Prem, the ‘idea’ person (you know that guy or girl in your group who brainstorms the best) has an epiphany.


“Let’s have an affair, guys, ” he announces, and they all decide to compare notes after a month. Thirty days later, things have gotten complicated. They’re all somehow dating the same woman, Monica, played by Lara Dutta in a role where she’s obviously enjoying taking these guys for a ride.


Things get even more complicated when the three friends find themselves up their necks in a murder charge. That’s when Inspector Sikhander, played by Ajay Devgan hamming it up, appears.


I can just imagine Kajol watching Masti for the first time and giggling away at the screen as she watches her husband spoofing his previous roles as a scary inspector in hindi movies. Devgan relishes his role very much, and it shows.


Masti was really well edited. I especially thought so because I watched Paap right before this, and although that was an interesting movie, the editing was painful.
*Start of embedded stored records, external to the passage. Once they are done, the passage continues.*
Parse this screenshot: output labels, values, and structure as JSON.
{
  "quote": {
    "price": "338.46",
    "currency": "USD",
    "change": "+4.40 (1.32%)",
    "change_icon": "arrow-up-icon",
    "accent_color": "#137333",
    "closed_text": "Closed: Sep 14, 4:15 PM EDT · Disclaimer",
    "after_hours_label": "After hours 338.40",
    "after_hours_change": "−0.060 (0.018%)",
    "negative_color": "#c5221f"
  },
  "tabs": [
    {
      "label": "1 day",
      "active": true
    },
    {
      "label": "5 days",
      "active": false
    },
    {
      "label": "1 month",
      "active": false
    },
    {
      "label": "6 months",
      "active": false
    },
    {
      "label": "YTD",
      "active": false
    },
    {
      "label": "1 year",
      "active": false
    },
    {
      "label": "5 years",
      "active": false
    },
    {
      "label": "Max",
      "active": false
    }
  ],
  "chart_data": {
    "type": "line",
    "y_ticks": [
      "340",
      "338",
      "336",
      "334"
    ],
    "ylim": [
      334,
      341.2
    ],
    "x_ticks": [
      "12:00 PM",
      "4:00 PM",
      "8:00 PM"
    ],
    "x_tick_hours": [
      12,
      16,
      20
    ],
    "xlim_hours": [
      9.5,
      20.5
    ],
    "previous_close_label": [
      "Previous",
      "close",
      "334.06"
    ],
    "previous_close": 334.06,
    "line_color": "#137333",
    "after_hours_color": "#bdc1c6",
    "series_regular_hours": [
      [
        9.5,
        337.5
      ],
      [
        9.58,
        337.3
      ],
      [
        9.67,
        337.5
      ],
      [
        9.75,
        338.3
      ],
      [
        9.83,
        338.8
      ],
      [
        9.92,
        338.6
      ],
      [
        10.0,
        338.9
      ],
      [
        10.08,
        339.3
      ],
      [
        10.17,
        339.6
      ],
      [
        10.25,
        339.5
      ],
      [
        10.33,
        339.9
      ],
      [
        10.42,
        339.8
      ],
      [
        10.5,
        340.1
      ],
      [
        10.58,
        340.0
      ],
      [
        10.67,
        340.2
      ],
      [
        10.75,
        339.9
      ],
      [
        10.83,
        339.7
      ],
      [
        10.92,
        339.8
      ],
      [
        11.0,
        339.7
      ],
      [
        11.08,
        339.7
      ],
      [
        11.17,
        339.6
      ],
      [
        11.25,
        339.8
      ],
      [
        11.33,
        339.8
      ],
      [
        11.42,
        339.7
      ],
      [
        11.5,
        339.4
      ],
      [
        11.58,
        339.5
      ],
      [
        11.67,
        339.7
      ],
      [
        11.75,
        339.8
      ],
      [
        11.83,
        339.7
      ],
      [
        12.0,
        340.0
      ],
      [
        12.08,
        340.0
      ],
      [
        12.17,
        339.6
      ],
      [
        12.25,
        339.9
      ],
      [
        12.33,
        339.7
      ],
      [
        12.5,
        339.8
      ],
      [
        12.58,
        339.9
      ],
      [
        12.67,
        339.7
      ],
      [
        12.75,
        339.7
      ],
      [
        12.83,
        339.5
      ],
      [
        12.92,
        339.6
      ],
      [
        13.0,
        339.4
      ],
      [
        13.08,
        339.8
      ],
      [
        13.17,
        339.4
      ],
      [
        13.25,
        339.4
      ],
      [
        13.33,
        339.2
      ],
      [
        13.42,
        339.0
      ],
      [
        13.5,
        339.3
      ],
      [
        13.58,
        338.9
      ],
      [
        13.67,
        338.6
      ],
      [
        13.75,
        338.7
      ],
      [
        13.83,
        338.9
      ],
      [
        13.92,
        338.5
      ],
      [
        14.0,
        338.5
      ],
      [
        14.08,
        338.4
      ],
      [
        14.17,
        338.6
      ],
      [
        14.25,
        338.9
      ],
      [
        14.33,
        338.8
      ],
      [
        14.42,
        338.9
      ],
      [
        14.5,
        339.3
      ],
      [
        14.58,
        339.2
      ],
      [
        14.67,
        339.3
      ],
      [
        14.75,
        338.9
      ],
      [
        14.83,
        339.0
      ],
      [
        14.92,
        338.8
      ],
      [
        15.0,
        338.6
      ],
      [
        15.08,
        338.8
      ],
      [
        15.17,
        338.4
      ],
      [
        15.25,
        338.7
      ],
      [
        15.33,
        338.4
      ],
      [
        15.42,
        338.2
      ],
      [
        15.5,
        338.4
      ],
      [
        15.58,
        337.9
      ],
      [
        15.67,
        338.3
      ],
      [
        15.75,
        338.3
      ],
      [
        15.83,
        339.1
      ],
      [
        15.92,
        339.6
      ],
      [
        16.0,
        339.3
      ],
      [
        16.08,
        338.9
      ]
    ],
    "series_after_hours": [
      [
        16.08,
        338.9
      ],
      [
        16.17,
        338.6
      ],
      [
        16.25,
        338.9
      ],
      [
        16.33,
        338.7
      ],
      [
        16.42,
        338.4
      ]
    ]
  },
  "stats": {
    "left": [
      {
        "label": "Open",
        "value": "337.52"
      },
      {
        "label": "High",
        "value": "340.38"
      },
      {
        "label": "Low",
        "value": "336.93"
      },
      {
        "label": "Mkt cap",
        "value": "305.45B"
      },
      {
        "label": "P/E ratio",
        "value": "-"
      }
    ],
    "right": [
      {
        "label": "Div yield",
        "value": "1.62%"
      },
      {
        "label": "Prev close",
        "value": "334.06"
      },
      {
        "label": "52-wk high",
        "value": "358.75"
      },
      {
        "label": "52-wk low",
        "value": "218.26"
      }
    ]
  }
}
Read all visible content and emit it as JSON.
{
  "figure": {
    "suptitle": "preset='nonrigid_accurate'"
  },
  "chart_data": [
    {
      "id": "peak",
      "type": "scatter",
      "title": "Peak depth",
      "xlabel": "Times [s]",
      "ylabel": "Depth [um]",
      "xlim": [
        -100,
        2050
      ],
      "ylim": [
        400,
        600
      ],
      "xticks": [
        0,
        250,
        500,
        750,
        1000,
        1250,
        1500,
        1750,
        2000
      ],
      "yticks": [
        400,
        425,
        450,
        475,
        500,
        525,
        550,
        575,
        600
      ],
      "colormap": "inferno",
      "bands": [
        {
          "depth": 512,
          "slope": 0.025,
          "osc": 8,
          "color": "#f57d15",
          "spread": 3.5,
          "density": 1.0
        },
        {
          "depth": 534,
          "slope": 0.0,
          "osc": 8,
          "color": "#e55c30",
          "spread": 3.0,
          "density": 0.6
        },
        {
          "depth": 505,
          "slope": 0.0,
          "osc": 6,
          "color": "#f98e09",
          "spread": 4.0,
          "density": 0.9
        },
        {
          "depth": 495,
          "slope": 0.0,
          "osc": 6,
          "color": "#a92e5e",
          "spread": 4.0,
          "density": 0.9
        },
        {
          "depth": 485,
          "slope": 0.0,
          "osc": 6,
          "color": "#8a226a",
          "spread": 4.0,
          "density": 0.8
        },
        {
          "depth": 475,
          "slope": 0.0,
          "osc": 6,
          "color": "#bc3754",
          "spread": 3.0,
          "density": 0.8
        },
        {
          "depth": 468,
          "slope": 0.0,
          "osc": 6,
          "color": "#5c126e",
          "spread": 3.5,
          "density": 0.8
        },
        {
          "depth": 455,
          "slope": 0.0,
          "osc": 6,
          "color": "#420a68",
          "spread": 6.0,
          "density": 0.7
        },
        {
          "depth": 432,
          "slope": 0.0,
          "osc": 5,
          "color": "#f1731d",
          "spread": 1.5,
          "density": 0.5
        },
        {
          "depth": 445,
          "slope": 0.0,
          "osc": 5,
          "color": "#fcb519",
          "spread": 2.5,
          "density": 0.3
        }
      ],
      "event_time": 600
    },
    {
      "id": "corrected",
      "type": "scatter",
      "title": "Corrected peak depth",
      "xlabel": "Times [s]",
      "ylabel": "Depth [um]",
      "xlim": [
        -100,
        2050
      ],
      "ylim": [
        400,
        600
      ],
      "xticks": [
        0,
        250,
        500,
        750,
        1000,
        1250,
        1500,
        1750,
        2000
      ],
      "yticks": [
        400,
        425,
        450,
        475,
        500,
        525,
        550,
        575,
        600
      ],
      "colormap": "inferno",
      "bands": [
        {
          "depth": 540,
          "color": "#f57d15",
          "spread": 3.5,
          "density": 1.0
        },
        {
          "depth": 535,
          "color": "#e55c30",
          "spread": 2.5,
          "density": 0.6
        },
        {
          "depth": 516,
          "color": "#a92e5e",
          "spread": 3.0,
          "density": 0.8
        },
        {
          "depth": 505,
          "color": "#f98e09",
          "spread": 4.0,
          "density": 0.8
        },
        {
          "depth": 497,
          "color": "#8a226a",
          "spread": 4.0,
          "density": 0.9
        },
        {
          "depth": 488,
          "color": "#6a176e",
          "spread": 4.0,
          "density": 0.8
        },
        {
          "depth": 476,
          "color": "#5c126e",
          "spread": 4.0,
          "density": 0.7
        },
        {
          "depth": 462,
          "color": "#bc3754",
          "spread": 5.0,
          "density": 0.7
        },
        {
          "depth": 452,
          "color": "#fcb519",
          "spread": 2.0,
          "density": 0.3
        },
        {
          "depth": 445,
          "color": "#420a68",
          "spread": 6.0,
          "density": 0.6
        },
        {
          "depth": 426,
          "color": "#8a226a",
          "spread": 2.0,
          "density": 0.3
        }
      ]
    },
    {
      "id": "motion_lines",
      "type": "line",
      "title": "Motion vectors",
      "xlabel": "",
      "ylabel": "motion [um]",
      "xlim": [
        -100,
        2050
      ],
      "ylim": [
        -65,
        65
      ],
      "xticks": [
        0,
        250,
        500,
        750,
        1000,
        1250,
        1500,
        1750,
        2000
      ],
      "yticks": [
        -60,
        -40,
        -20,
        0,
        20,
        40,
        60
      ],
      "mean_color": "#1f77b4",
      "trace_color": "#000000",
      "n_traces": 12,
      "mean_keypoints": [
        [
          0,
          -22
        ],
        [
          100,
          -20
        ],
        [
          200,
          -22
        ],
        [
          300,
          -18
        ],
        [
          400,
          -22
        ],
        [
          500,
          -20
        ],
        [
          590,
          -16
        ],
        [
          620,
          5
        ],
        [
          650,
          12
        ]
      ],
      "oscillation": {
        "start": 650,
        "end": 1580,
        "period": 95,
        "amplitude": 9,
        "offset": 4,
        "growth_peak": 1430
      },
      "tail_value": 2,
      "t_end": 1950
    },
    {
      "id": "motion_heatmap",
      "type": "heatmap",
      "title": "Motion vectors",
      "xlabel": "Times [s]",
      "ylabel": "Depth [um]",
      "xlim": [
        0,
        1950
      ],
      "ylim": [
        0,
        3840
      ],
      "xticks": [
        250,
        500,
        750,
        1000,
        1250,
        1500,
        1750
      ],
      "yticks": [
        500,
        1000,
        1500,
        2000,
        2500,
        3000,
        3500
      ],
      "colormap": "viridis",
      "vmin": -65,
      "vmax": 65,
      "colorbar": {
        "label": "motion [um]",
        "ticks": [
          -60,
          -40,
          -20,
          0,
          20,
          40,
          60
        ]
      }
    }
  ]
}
In contrast, Masti tries hard to keep up the pace of the movie, and it succeeds until the last half hour, when our heroes spend way too much time beating themselves up over their idiocy.


Shivdasani is awesome in his role of Prem. His facial expressions are always appropriate to the scene, and often hilarious, like when he gives Meet a ‘what the hell’ look when his buddy is sweating on the cellphone.


Deshmukh’s Amar reminded me forcefully of Rob Schneider in Deuce Bigalow: Male Gigolo. His dotty expressions and ‘why me’ body language was hilarious. Vivek Oberoi didn’t impress so much. I’ve seen him be low-key and intense, and he’s very sexy then, but here he’s a character who makes broad gestures, sighs loudly, talks with much bravado and although he considers himself quite the player, often looks to his friends for help when all of them are caught up in events beyond their control. However, the three men have great chemistry together.


The running gags work well too. Amar’s neighbour at work is convinced that Amar and his friends are quite gay, and I had some laugh-out-loud moments over his hysteric denial. Like the time when Amar, caught in a car with Lara Dutta and his friends while the good doctor cruises by, discovers there really aren’t that many places to hide in the backseat of a car.


I won’t pretend that every bit pf the plot hangs together, but it’s nevertheless enetertaining. Do watch Masti, but if you have a choice, watch it with someone of your own generation. Most of the gags are PG-13 rated.